Cells were cultured on glass coverslips in 6-well plates and treated with simvastatin (10 μM) for 24 h. Cells were fixed in ice cold methanol for 10 min and incubated with a Nrf2 antibody (1:100) (Santa Cruz Biotechnology, United States) in PBS containing 1% BSA for one h. After three washes with PBS, cells were incubated with the FITC-conjugated secondary antibody for one h in PBS containing 1% FBS and washed with PBS for three times. The cells on coverslips were incubated with DAPI (0.5 μg/mL) (Sigma, St. Louis, MO, USA) for 1 min. Images obtained using Olympus IX81 fluorescence microscope (Olympus, USA) and processed using Xcellence 1.2 software (Olympus, USA).

Statistical analysis

Results from each experiment were expressed as the mean±SD of three separate experiments. Data were analyzed One-way analysis of variance (ANOVA) by Tukey's multiple comparisons tests using GraphPad Prism 4.0 software.

ACKNOWLEDGMENTS

This study was supported by a research grant from JW Pharmaceutical (913032).

CONFLICTS OF INTEREST

The authors have no commercial associations that might represent a conflict of interest about this manuscript.

DISCLOSURE

This study was presented in the poster session of United European Gastroenterology Week 2015.

FINANCIAL SUPPORT

This study was supported by a research grant from JW Pharmaceutical (913032).

Author contributions

These authors have all approved the final draft.
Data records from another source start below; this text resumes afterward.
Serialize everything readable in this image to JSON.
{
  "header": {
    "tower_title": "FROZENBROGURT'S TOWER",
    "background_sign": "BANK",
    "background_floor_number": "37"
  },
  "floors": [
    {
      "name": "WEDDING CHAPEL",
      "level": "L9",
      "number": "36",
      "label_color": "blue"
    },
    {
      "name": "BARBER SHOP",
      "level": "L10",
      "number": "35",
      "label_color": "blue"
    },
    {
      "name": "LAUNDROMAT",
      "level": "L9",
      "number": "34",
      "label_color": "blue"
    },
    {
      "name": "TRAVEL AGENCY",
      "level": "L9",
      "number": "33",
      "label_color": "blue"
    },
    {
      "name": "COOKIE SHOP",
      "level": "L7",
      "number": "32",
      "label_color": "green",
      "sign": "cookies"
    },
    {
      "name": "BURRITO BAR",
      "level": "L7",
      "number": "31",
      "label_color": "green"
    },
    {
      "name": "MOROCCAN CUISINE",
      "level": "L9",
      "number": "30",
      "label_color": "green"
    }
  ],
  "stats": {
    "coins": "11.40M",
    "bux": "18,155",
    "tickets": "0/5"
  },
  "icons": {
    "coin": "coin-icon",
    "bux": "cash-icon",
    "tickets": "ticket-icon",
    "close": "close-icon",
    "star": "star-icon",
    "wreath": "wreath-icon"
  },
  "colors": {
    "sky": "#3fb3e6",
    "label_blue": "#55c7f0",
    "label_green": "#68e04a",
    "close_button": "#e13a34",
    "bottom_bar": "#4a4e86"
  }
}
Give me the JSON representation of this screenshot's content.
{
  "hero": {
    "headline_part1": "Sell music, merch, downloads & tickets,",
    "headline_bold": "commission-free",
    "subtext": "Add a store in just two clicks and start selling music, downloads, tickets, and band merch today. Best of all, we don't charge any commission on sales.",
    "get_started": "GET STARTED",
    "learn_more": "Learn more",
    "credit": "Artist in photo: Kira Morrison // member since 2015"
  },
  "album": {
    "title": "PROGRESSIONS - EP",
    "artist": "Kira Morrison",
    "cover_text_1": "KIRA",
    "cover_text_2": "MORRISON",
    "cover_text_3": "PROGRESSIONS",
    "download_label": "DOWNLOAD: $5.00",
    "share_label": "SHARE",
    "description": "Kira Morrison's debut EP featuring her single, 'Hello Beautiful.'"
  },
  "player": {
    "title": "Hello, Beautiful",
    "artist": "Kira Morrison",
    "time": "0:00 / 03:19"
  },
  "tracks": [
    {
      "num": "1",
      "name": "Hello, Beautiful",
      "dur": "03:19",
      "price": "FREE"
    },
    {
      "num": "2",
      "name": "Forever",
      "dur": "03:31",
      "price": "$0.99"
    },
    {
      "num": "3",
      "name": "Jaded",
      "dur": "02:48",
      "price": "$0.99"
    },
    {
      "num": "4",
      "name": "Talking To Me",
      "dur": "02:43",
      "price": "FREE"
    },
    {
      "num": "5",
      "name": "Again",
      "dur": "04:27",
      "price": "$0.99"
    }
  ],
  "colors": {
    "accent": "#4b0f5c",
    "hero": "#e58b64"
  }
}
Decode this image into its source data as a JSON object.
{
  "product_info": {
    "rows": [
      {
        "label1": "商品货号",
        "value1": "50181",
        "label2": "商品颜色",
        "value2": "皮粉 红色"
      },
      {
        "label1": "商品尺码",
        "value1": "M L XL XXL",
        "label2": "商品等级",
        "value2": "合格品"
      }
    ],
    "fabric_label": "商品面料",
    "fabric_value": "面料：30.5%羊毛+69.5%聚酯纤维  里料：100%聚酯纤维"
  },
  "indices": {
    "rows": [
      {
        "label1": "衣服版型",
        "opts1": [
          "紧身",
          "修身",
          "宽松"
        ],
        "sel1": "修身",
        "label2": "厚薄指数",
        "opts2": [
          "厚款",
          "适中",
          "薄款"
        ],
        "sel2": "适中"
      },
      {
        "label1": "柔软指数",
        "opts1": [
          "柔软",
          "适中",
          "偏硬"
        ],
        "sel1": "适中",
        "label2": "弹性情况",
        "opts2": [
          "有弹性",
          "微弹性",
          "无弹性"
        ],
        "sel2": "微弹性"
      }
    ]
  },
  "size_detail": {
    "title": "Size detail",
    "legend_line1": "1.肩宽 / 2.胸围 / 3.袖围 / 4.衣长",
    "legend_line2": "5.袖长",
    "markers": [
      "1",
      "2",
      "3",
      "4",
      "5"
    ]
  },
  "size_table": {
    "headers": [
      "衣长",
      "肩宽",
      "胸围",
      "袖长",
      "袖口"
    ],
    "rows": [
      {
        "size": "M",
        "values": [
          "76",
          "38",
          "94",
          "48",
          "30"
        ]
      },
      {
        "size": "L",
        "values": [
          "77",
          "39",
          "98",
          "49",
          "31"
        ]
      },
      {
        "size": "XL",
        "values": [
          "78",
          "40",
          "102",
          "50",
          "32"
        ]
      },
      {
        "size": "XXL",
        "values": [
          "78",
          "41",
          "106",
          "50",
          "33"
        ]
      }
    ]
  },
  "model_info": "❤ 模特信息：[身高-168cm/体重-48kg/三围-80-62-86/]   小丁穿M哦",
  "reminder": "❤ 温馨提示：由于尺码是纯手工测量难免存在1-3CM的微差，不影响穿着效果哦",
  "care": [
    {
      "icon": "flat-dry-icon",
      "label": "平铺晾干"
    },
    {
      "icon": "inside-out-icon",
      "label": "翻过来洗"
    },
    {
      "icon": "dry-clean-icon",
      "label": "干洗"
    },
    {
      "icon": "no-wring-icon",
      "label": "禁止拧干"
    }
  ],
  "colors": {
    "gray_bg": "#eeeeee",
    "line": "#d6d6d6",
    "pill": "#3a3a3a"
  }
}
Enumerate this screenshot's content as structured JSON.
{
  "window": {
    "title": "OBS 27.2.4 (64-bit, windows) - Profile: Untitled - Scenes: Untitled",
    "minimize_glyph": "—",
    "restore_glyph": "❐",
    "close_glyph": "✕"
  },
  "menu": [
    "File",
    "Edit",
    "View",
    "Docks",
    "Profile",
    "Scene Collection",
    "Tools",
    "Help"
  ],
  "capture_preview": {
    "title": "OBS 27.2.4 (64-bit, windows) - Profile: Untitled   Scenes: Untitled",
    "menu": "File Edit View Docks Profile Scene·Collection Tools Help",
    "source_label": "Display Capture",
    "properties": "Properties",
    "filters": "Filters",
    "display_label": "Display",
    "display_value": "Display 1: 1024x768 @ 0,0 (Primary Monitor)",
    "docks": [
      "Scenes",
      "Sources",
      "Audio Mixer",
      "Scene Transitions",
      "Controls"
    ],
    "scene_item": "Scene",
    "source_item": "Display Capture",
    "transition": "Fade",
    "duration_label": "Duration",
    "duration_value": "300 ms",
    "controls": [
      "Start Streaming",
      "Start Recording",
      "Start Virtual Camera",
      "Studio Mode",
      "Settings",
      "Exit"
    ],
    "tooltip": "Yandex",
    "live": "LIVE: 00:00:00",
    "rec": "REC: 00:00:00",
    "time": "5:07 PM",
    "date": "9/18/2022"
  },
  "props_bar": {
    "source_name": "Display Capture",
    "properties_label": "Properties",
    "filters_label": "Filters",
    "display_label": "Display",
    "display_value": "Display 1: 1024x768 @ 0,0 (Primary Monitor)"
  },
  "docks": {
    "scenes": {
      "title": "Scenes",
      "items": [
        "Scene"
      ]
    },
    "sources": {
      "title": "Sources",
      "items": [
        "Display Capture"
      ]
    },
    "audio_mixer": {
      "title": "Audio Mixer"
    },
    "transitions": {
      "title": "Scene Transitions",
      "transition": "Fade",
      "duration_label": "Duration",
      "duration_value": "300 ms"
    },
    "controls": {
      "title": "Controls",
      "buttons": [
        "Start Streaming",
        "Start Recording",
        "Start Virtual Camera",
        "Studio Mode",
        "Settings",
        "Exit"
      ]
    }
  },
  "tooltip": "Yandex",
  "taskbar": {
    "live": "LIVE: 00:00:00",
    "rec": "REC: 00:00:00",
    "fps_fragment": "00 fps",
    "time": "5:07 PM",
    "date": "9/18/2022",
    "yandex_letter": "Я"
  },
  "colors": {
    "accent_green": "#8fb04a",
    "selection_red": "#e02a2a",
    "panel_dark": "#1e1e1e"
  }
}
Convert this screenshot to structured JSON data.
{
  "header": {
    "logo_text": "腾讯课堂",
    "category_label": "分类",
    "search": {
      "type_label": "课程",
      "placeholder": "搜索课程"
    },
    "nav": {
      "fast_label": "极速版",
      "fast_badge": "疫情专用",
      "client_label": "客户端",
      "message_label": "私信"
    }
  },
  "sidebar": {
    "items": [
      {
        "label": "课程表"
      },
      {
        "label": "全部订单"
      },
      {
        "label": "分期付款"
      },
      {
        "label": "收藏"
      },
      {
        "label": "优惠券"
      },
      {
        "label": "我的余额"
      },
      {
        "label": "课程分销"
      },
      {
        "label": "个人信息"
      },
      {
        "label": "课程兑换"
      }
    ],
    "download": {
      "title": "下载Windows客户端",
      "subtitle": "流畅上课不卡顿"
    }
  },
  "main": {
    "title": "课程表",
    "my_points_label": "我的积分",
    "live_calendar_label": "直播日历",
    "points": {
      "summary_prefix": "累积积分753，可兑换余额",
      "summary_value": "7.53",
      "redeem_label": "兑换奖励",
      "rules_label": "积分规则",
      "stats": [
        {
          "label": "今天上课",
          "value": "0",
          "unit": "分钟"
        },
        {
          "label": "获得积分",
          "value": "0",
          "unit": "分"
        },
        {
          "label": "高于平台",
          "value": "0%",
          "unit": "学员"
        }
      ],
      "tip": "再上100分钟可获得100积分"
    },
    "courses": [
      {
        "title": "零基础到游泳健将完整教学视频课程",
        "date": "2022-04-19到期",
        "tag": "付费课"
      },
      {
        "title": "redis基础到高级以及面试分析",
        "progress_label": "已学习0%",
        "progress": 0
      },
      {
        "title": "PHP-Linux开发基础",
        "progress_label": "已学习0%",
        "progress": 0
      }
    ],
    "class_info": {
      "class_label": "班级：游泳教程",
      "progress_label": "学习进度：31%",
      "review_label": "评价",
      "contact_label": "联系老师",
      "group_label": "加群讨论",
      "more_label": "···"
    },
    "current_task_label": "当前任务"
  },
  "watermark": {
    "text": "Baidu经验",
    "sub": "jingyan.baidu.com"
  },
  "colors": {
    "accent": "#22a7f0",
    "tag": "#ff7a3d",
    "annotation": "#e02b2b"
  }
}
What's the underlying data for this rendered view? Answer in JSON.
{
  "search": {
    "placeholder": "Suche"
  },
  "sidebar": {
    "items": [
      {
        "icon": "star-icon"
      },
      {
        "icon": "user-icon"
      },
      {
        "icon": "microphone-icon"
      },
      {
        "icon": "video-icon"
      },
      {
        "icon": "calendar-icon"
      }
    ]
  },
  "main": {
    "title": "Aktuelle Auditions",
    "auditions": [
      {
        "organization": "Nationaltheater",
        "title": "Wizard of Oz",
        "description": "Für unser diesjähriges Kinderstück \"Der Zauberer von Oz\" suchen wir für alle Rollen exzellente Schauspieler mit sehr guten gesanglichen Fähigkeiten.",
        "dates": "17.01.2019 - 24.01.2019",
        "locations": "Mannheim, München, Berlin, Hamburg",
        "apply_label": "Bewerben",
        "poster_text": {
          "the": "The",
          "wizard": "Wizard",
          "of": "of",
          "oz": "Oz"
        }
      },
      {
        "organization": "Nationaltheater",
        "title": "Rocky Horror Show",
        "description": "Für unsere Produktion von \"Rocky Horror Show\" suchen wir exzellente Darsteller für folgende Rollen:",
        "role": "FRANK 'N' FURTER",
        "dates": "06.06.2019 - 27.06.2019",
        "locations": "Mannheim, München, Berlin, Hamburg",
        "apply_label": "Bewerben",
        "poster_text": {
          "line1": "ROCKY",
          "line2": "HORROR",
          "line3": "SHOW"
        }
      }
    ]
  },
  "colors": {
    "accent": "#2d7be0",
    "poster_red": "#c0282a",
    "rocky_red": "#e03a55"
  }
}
Hyun Joo Jang: The conception and design of the study; analysis and interpretation of the data; drafting the article as the first author and corresponding author

Jin Lee: The conception and design of the study; revising it critically for important intellectual content as the co-corresponding author

Eun Mi Hong: The conduction of main experiments

Mikang Kim, Jae Hyun Kim, Juah Jang, Se Woo Park, Hyun Woo Byun, Dong Hee Koh, Min Ho Choi, Sea Hyub Kae: acquisition of data; analysis and interpretation of the data.

Abbreviations

HO-1, heme-oxygenase-1; Nrf2, NF-E2-related factor; ERK, extracellular-signal-regulated kinase activity/protein; ARE, antioxidant responsive element; NQO1, NAD(P)H: quinine oxidoreductase 1; GCLC, γ-glutamate-cysteine ligase catalytic subunit.